A national organization will be established this year to better protect the world's longest and oldest canal, the Beijing-Hangzhou Grand Canal, making it a top candidate for a world heritage site, a senior official said.
Shan Jixiang, director of the State Administration of Cultural Heritage, said at a press conference during the Chinese People's Political Consultative Conference that the organization will coordinate protection efforts from different governmental departments and provinces along the canal.
Shan admitted that the 2,400-year-old canal, approved by the State Council as a national key cultural relic in 2005, is facing a series of problems because of inadequate protection efforts.
He said it lacks legislative support, good planning, a coordinating mechanism, and funds.
Shan criticized some places for damaging the canal's ancient look and original style by constructing numerous city squares and grasslands along the waterway.
"The canal is more than a tourist attraction," he explained. "We should combine the protection work with economic development to benefit people's lives."
Shan disagreed with the idea of making the whole canal navigable again.

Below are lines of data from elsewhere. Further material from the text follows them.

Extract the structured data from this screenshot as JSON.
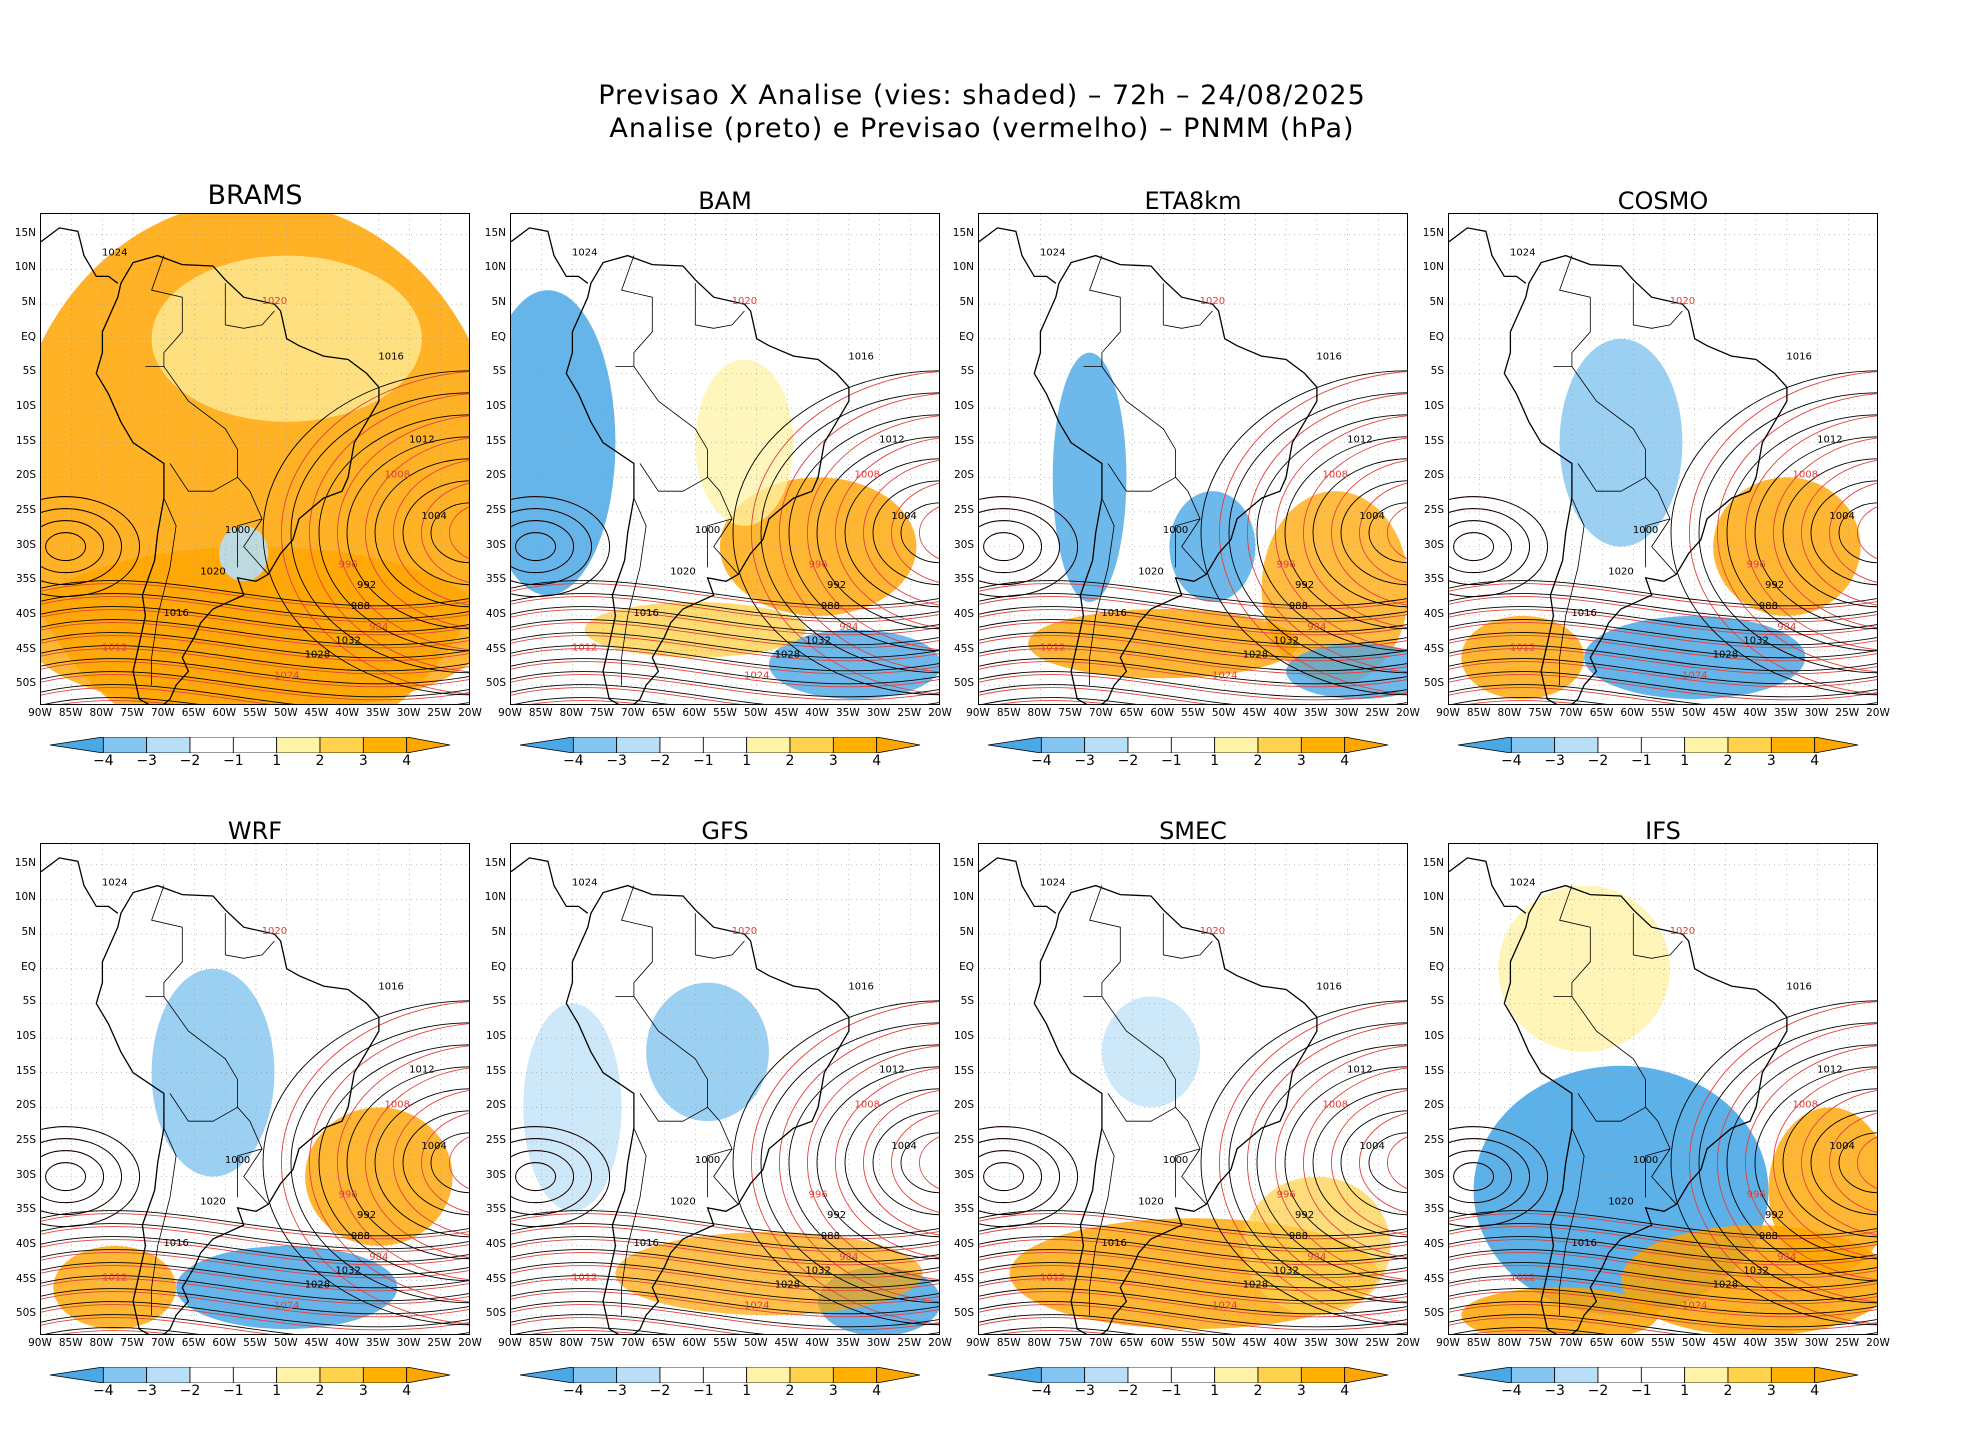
{
  "figure": {
    "title_line1": "Previsao X Analise (vies: shaded) – 72h – 24/08/2025",
    "title_line2": "Analise (preto) e Previsao (vermelho) – PNMM (hPa)"
  },
  "panels": [
    {
      "name": "BRAMS",
      "bias": "warm"
    },
    {
      "name": "BAM",
      "bias": "mixed-cold-west"
    },
    {
      "name": "ETA8km",
      "bias": "mixed-cold-coast"
    },
    {
      "name": "COSMO",
      "bias": "mixed"
    },
    {
      "name": "WRF",
      "bias": "mixed"
    },
    {
      "name": "GFS",
      "bias": "mixed-cold-center"
    },
    {
      "name": "SMEC",
      "bias": "mixed-warm-south"
    },
    {
      "name": "IFS",
      "bias": "strong-cold-south"
    }
  ],
  "lat_labels": [
    "15N",
    "10N",
    "5N",
    "EQ",
    "5S",
    "10S",
    "15S",
    "20S",
    "25S",
    "30S",
    "35S",
    "40S",
    "45S",
    "50S"
  ],
  "lon_labels": [
    "90W",
    "85W",
    "80W",
    "75W",
    "70W",
    "65W",
    "60W",
    "55W",
    "50W",
    "45W",
    "40W",
    "35W",
    "30W",
    "25W",
    "20W"
  ],
  "colorbar": {
    "labels": [
      "−4",
      "−3",
      "−2",
      "−1",
      "1",
      "2",
      "3",
      "4"
    ],
    "colors": [
      "#4aa8e6",
      "#83c4f0",
      "#b8dff7",
      "#ffffff",
      "#ffffff",
      "#fff3a8",
      "#ffd24d",
      "#ffa500"
    ]
  },
  "isobars": {
    "analysis_color": "#000000",
    "forecast_color": "#e0403a",
    "labels": [
      "1032",
      "1028",
      "1024",
      "1020",
      "1016",
      "1012",
      "1008",
      "1004",
      "1000",
      "996",
      "992",
      "988",
      "984"
    ]
  }
}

The canal is now navigable between Hangzhou in Zhejiang Province and Jining in Shandong Province. Because of inadequate water and a narrow course, most of the canal's northern section (from Beijing to Jining) is inaccessible to boats.
Zhou Liang, an official with the Ministry of Communications, said the canal remains important to the economy in addition to its cultural value.
More than 100,000 vessels use the canal and carry 260 million tons of goods every year, three times as much as the Beijing-Shanghai Railway, Zhou said.
"The canal connects major coal bases in the north and serves as a cheap and convenient channel to transport coal to the fast developing Yangtze River Delta," Zhou said.